How do we know we're in user mode? Well, we can't really tell from the output, so let's use QEMU's monitor to check the CPU registers.

(qemu) info registers

CPU#0
RAX=0000000000000000 RBX=0000000000000000 RCX=0000000050000fc8 RDX=0000000000000000
RSI=0000000000000001 RDI=0000000050000fc8 RBP=0000000050000ff8 RSP=0000000050000fc8
R8 =ffff800100003c30 R9 =0000000000000001 R10=000000000636d001 R11=0000000000000004
R12=0000000000000000 R13=0000000006bb1588 R14=0000000000000000 R15=0000000007ebf1e0
RIP=000000004000004c RFL=00000206 [-----P-] CPL=3 II=0 A20=1 SMM=0 HLT=0
ES =0013 0000000000000000 000fffff 000ff300 DPL=3 DS   [-WA]
CS =001b 0000000000000000 000fffff 002ffa00 DPL=3 CS64 [-R-]
SS =0013 0000000000000000 000fffff 000ff300 DPL=3 DS   [-WA]
DS =0013 0000000000000000 000fffff 000ff300 DPL=3 DS   [-WA]
FS =0013 0000000000000000 000fffff 000ff300 DPL=3 DS   [-WA]
GS =0013 0000000000000000 000fffff 000ff300 DPL=3 DS   [-WA]
LDT=0000 0000000000000000 0000ffff 00008200 DPL=0 LDT
TR =0000 0000000000000000 0000ffff 00008b00 DPL=0 TSS64-busy
GDT=     ffff800000226290 0000001f
IDT=     ffff8000002262b0 00000fff
...

We can see that CPL=3, which means we're in user mode! The CS register is 0x1b, which is the user code segment selector (0x18 with RPL=3). The RIP register is 0x4000004c, which is several instructions into the UserMain function. Let's try to disassemble the code at the entry point.

(qemu) x /15i 0x40000000
0x40000000:  55                       pushq    %rbp
0x40000001:  48 89 e5                 movq     %rsp, %rbp
0x40000004:  48 83 ec 30              subq     $0x30, %rsp
0x40000008:  48 b8 8b a6 00 40 00 00  movabsq  $0x4000a68b, %rax
0x40000010:  00 00
0x40000012:  48 89 45 d8              movq     %rax, -0x28(%rbp)
0x40000016:  48 b8 7d a5 00 40 00 00  movabsq  $0x4000a57d, %rax
0x4000001e:  00 00
0x40000020:  48 89 45 e8              movq     %rax, -0x18(%rbp)
0x40000024:  48 c7 45 e0 00 00 00 00  movq     $0, -0x20(%rbp)
0x4000002c:  66 c7 45 f0 00 00        movw     $0, -0x10(%rbp)
0x40000032:  48 b8 70 00 00 40 00 00  movabsq  $0x40000070, %rax
0x4000003a:  00 00
0x4000003c:  48 8d 7d d0              leaq     -0x30(%rbp), %rdi
0x40000040:  ff d0                    callq    *%rax
0x40000042:  48 c7 45 e0 06 00 00 00  movq     $6, -0x20(%rbp)
0x4000004a:  f3 90                    pause
0x4000004c:  e9 f9 ff ff ff           jmp      0x4000004a

Looks like we're executing the UserMain function! Notice that the last two instructions are a pause instruction and a jump to the pause instruction. This is the loop we created in the UserMain function. We can also see that the RIP register is set to 0x4000004c, which is the address of the jmp instruction. Everything seems to be working as expected.

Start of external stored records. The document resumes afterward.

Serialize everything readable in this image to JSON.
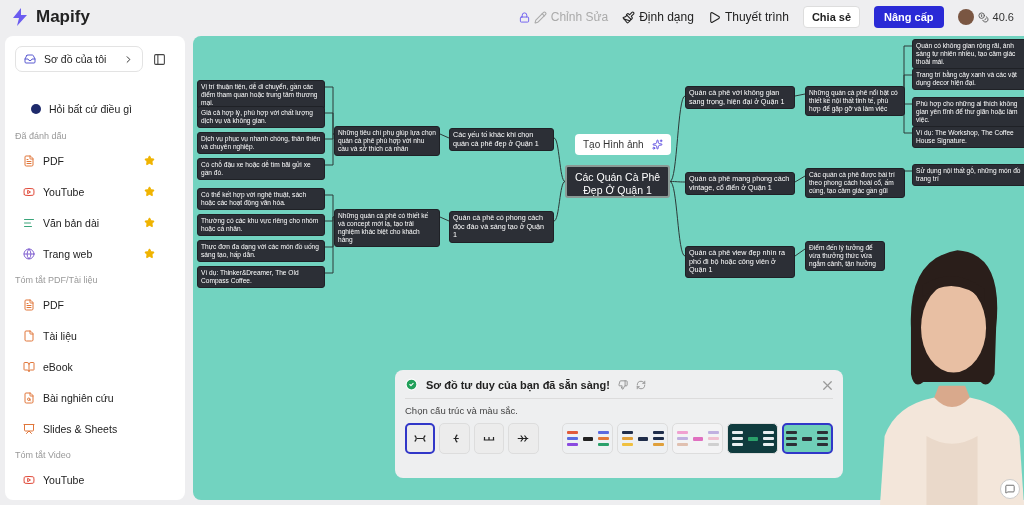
{
  "topbar": {
    "app_name": "Mapify",
    "actions": [
      {
        "kind": "edit",
        "label": "Chỉnh Sửa",
        "disabled": true
      },
      {
        "kind": "format",
        "label": "Định dạng",
        "disabled": false
      },
      {
        "kind": "present",
        "label": "Thuyết trình",
        "disabled": false
      }
    ],
    "share": "Chia sẻ",
    "upgrade": "Nâng cấp",
    "credits": "40.6"
  },
  "sidebar": {
    "my_maps": "Sơ đồ của tôi",
    "ask": "Hỏi bất cứ điều gì",
    "sections": [
      {
        "title": "Đã đánh dấu",
        "items": [
          {
            "kind": "pdf",
            "label": "PDF",
            "starred": true
          },
          {
            "kind": "youtube",
            "label": "YouTube",
            "starred": true
          },
          {
            "kind": "text",
            "label": "Văn bản dài",
            "starred": true
          },
          {
            "kind": "web",
            "label": "Trang web",
            "starred": true
          }
        ]
      },
      {
        "title": "Tóm tắt PDF/Tài liệu",
        "items": [
          {
            "kind": "pdf",
            "label": "PDF",
            "starred": false
          },
          {
            "kind": "doc",
            "label": "Tài liệu",
            "starred": false
          },
          {
            "kind": "ebook",
            "label": "eBook",
            "starred": false
          },
          {
            "kind": "paper",
            "label": "Bài nghiên cứu",
            "starred": false
          },
          {
            "kind": "slides",
            "label": "Slides & Sheets",
            "starred": false
          }
        ]
      },
      {
        "title": "Tóm tắt Video",
        "items": [
          {
            "kind": "youtube",
            "label": "YouTube",
            "starred": false
          }
        ]
      }
    ]
  },
  "mindmap": {
    "center": "Các Quán Cà Phê Đẹp Ở Quận 1",
    "tooltip": "Tạo Hình ảnh",
    "branches": [
      {
        "label": "Các yếu tố khác khi chọn quán cà phê đẹp ở Quận 1",
        "sub": "Những tiêu chí phụ giúp lựa chọn quán cà phê phù hợp với nhu cầu và sở thích cá nhân",
        "leaves": [
          "Vị trí thuận tiện, dễ di chuyển, gần các điểm tham quan hoặc trung tâm thương mại.",
          "Giá cả hợp lý, phù hợp với chất lượng dịch vụ và không gian.",
          "Dịch vụ phục vụ nhanh chóng, thân thiện và chuyên nghiệp.",
          "Có chỗ đậu xe hoặc dễ tìm bãi gửi xe gần đó."
        ]
      },
      {
        "label": "Quán cà phê có phong cách độc đáo và sáng tạo ở Quận 1",
        "sub": "Những quán cà phê có thiết kế và concept mới lạ, tạo trải nghiệm khác biệt cho khách hàng",
        "leaves": [
          "Có thể kết hợp với nghệ thuật, sách hoặc các hoạt động văn hóa.",
          "Thường có các khu vực riêng cho nhóm hoặc cá nhân.",
          "Thực đơn đa dạng với các món đồ uống sáng tạo, hấp dẫn.",
          "Ví dụ: Thinker&Dreamer, The Old Compass Coffee."
        ]
      },
      {
        "label": "Quán cà phê với không gian sang trọng, hiện đại ở Quận 1",
        "sub": "Những quán cà phê nổi bật có thiết kế nội thất tinh tế, phù hợp để gặp gỡ và làm việc",
        "leaves": [
          "Quán có không gian rộng rãi, ánh sáng tự nhiên nhiều, tạo cảm giác thoải mái.",
          "Trang trí bằng cây xanh và các vật dụng decor hiện đại.",
          "Phù hợp cho những ai thích không gian yên tĩnh để thư giãn hoặc làm việc.",
          "Ví dụ: The Workshop, The Coffee House Signature."
        ]
      },
      {
        "label": "Quán cà phê mang phong cách vintage, cổ điển ở Quận 1",
        "sub": "Các quán cà phê được bài trí theo phong cách hoài cổ, ấm cúng, tạo cảm giác gần gũi",
        "leaves": [
          "Sử dụng nội thất gỗ, những món đồ trang trí"
        ]
      },
      {
        "label": "Quán cà phê view đẹp nhìn ra phố đi bộ hoặc công viên ở Quận 1",
        "sub": "Điểm đến lý tưởng để vừa thưởng thức vừa ngắm cảnh, tận hưởng"
      }
    ]
  },
  "ready_panel": {
    "title": "Sơ đồ tư duy của bạn đã sẵn sàng!",
    "prompt": "Chọn cấu trúc và màu sắc.",
    "structures": [
      {
        "kind": "mindmap",
        "selected": true
      },
      {
        "kind": "right",
        "selected": false
      },
      {
        "kind": "org",
        "selected": false
      },
      {
        "kind": "fishbone",
        "selected": false
      }
    ],
    "themes": [
      {
        "kind": "rainbow",
        "selected": false
      },
      {
        "kind": "navy",
        "selected": false
      },
      {
        "kind": "pastel",
        "selected": false
      },
      {
        "kind": "dark",
        "selected": false
      },
      {
        "kind": "teal",
        "selected": true
      }
    ]
  }
}
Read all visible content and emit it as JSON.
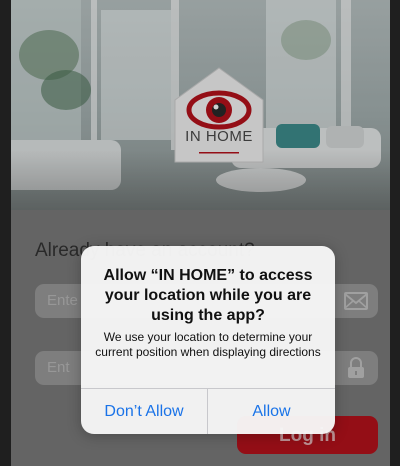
{
  "app": {
    "logo_text": "IN HOME"
  },
  "form": {
    "prompt_text": "Already have an account?",
    "email_placeholder": "Ente",
    "password_placeholder": "Ent",
    "email_icon": "envelope-icon",
    "password_icon": "lock-icon",
    "login_label": "Log in"
  },
  "alert": {
    "title": "Allow “IN HOME” to access your location while you are using the app?",
    "message": "We use your location to determine your current position when displaying directions",
    "deny_label": "Don’t Allow",
    "allow_label": "Allow"
  },
  "colors": {
    "brand_red": "#b5121b",
    "system_blue": "#1a73e8"
  }
}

This is another big milestone! We now have a minimal user mode environment. It's not very useful yet, but we'll build on it in the next section. We should look into system calls next, but before we do that, we need to allow the CPU to switch back to kernel mode. This requires something called the Task State Segment (TSS), which we'll cover in the next section.